Si inserisce qui l’altro elemento che fa di Tempi duri un romanzo di straordinaria attualità, vale a dire l’uso della propaganda, non però quella appannaggio degli Stati totalitari, ma quella che è moneta corrente nei sistemi liberaldemocratici, ovvero il combinato disposto “della manipolazione consapevole e intelligente delle opinioni e delle abitudini delle masse tramite la stampa, la radio e la televisione”, grazie alla quale si orienta non solo il pensiero del cittadino comune, ma del governo stesso, che è spinto ad agire non per decisione propria e meditata, ma per adeguarsi  ciò che i suoi manipolati cittadini credono sia giusto.

Nella fattispecie, come scrive Vargas Llosa, fino al giorno prima né il governo degli Stati Uniti né l’opinione americana avevano l’idea “che il Guatemala esistesse, e meno che mai che costituisse un problema, il cavallo di Troia dell’Unione Sovietica infiltrato nel cortile di casa degli Stati Uniti”. Per convincerli del contrario, secondo quanto pianificato dalla United Fruit Company, bisognerà far passare l’idea “che il Guatemala sia sul punto di finire nelle mani dei sovietici” e farlo attraverso “l’informazione progressista, quella che leggono e sentono i democratici, ovvero il centro e la sinistra, quella che raggiunge il pubblico più vasto, la stampa liberale” e “massaggiando, se è il caso, con affetto l’ego dei giornalisti, che in genere è molto sviluppato”. Ed è quello che accadrà.

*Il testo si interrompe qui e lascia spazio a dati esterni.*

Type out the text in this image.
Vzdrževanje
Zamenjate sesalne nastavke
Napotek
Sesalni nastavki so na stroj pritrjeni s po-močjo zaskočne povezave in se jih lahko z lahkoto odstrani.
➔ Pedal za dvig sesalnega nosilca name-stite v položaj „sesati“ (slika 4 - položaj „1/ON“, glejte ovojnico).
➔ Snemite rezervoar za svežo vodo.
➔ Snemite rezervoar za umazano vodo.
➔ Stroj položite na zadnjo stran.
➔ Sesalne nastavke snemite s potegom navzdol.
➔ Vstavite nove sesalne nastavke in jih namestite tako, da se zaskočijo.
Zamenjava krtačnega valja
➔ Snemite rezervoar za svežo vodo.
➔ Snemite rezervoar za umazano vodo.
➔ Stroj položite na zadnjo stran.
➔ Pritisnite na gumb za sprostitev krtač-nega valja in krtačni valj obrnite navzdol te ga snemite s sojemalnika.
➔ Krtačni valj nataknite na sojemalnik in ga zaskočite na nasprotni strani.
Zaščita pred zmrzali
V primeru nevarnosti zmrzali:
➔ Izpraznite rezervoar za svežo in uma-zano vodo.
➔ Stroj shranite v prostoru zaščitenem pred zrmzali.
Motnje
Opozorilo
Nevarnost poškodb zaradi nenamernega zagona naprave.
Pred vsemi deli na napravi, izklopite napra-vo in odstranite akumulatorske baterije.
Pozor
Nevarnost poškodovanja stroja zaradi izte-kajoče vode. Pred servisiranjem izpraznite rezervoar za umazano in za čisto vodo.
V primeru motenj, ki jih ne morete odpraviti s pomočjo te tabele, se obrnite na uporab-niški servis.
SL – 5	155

Lungi dall’essere la semplice cronaca di un golpe annunciato, Tempi duri ha come valore aggiunto la pirotecnica arte narrativa di Vargas Llosa, figure come la giovanissima Martita Parra, soprannominata Miss Guatemala per la sua bellezza, amante del colonnello golpista Carlos Castillo Armas, detto “Faccia d’Ascia, e, dopo il suo assassinio, esule nella Repubblica domenicana con il suo nuovo compagno, AbbesGarcìa, il capo dei locali servizi di sicurezza, e poi negli Stati Uniti. Fra gli altri comprimari spiccano Enrique Trinidad Oliva, detto “il Bifolco”, uomo della giunta di Castillo Armas e poi fra i congiurati che lo faranno fuori, a sua volta arrestato e sbattuto in galera da una nuova giunta militare, uomo di fiducia del narco-traffico con la Bolivia una volta uscito dal carcere, vittima infine di un attentato; l’ambasciatore americano Peurifoy, soprannominato “il Cowboy”, che prima sponsorizza un golpe interno e poi appoggia un’invasione militare fatta dai ribelli del golpe precedente…Mescolando  i piani temporali, portando il lettore avanti e indietro nel tempo, prestando ai suoi protagonisti reali, la realtà, ora sanguinosa ora commovente, dell’invenzione letteraria, Vargas Llosa racconta l’odissea di un piccolo Paese, tre milioni di abitanti, settanta per cento di indios analfabeti, trattato come una cavia da laboratorio e il suo sogno di divenire una democrazia moderna trasformato in incubo.  Ma la Democrazia esiste per davvero?! Oggi il bilancio dei giornalisti arrestati nel mondo sono uno sproposito, molte le donne.